Robin Giles did not quite believe the rumors that passed among his neighbors. He couldn’t yet picture the carnage: pastures bloodied by the carcasses of sheep and goats with highly distinctive wounds—bite marks at the throat, abdominal cavities emptied of lungs and liver, entrails left to rot in the Hill Country sun. Coyotes.
It was the late 1960s, and Giles was in his 20s, a big man with dark, curly hair and cool blue eyes. His family had been raising livestock on their ranch in Kendall County, about 50 miles north of San Antonio, for nearly a century. In bygone times, Texas ranchers had waged a war of extirpation against coyotes, and Giles believed the war had been won. A coyote had scarcely been seen in that landscape for more than 40 years.

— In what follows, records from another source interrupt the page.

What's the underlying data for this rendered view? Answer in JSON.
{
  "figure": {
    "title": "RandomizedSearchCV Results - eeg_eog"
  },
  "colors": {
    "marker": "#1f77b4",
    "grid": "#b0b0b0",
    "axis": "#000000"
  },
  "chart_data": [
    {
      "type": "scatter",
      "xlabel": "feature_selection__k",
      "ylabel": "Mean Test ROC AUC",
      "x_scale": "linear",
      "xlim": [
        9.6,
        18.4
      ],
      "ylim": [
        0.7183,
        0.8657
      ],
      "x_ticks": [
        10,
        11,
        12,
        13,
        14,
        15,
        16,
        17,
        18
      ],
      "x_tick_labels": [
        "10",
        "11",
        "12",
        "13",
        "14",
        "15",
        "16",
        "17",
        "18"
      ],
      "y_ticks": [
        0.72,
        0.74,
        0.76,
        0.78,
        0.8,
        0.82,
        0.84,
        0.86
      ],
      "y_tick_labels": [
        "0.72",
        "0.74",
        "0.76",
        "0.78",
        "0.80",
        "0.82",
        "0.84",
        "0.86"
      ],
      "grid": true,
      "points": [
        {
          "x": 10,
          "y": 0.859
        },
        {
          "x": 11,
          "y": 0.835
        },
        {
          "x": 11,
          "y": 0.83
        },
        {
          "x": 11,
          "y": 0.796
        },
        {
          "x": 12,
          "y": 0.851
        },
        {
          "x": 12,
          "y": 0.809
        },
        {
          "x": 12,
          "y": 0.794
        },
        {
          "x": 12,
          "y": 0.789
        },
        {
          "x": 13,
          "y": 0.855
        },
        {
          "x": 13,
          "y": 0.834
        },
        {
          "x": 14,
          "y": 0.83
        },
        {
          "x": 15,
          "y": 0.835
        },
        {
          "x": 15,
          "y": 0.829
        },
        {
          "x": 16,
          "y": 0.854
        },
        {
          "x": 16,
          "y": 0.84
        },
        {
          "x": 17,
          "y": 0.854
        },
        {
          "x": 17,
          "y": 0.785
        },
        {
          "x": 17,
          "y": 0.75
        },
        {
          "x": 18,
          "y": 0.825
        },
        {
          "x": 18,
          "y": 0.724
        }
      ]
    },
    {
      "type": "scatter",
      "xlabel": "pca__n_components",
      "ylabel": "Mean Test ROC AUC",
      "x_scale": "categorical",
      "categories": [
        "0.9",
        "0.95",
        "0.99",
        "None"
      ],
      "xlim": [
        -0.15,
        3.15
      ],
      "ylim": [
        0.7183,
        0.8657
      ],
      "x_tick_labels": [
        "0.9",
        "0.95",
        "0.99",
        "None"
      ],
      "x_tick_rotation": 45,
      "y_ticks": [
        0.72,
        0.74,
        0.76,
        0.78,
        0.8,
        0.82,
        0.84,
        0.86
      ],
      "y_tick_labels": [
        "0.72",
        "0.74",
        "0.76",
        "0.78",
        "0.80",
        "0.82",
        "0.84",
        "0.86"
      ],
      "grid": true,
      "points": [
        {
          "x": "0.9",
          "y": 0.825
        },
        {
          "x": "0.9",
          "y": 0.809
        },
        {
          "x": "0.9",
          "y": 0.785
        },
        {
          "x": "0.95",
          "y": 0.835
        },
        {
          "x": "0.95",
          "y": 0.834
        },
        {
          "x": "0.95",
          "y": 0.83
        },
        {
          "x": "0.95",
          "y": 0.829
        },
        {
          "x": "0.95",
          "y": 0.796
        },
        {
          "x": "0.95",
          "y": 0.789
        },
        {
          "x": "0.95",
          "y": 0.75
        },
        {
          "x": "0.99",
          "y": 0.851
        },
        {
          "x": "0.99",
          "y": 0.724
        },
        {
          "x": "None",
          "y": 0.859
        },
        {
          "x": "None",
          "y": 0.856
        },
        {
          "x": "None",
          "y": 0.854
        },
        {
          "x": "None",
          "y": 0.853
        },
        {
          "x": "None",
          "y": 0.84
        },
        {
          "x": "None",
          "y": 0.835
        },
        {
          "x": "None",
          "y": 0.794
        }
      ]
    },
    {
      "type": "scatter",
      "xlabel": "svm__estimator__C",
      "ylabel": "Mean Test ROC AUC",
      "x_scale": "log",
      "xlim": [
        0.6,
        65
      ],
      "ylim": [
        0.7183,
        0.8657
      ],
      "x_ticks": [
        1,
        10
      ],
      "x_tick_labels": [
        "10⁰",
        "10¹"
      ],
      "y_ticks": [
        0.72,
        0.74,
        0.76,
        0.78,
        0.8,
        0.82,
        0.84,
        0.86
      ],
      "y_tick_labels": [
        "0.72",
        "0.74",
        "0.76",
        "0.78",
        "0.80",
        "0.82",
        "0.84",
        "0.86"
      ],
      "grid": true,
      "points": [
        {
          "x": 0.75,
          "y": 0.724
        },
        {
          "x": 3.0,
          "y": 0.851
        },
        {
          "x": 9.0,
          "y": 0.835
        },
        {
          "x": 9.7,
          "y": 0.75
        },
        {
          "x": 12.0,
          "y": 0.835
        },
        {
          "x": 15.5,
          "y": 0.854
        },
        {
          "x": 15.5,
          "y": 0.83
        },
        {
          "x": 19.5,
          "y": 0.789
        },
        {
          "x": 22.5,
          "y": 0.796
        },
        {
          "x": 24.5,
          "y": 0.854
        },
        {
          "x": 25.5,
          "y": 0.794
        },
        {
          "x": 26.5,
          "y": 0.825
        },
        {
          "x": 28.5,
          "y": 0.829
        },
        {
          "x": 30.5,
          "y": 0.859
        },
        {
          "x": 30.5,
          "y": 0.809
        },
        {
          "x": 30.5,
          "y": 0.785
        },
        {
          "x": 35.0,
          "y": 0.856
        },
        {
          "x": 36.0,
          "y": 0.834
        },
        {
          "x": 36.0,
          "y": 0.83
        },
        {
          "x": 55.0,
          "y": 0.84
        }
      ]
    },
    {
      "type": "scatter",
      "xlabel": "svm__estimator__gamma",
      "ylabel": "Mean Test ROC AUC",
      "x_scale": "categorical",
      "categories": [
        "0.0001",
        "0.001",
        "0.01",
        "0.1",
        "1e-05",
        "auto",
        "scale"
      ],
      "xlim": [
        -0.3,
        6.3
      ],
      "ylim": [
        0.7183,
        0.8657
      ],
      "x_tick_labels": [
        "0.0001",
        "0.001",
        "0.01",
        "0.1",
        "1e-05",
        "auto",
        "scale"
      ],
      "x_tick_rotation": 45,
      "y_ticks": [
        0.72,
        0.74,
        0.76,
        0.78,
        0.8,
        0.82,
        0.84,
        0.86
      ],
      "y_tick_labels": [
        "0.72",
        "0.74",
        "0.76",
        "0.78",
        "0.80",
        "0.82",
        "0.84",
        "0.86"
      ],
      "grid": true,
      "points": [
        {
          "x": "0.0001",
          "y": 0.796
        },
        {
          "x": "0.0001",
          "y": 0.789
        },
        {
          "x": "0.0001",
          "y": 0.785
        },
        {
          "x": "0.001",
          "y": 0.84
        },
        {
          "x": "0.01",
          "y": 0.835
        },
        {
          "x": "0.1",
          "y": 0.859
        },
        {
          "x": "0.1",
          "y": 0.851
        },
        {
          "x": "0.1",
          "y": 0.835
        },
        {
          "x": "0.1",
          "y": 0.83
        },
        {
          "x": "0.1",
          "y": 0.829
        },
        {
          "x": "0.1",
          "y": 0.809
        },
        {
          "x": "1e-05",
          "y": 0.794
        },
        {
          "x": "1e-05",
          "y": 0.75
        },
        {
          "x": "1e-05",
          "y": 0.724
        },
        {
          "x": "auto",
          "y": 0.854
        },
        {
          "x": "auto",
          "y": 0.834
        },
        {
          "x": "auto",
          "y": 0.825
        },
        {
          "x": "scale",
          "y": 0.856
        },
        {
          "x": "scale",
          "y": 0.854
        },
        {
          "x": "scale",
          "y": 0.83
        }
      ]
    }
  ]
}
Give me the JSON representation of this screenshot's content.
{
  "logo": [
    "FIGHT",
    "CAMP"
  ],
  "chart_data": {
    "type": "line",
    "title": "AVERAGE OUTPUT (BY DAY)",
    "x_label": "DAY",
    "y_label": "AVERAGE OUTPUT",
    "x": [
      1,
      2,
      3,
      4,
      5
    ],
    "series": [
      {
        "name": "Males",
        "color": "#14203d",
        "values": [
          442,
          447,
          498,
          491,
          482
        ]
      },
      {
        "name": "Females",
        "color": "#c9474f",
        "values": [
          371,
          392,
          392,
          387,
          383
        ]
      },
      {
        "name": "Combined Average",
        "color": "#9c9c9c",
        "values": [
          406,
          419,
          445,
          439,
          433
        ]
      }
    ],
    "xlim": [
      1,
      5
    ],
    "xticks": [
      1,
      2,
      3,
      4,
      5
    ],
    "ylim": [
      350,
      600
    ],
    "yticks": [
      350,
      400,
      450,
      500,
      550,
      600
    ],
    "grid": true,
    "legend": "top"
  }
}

The Hill Country makes up part of a vast region known as the Edwards Plateau. As a matter of both geography and legend, there is no place closer to the heart of Texas. Occupying tens of thousands of square miles—an area more than twice the size of Massachusetts—the plateau encompasses the intersection of Central, South and West Texas. It is bordered by Austin and San Antonio to the east, and to the west by the Pecos River and the Chihuahuan Desert. Its history is exceptionally violent. By the 1700s, the Tonkawa people were driven out by the Apache, who were in turn nearly exterminated by the Comanche. For much of the 19th century, the plateau was a site of the Texas-Indian wars, which resulted in the destruction and displacement of numerous Indigenous nations and became fodder for countless Westerns, including John Ford’s The Searchers. Until the Civil War, white settlers primarily raised cattle; as overgrazing depleted the once-rich grasslands, they brought in increasingly large herds of sheep and goats, whose diets were well suited to manage brush.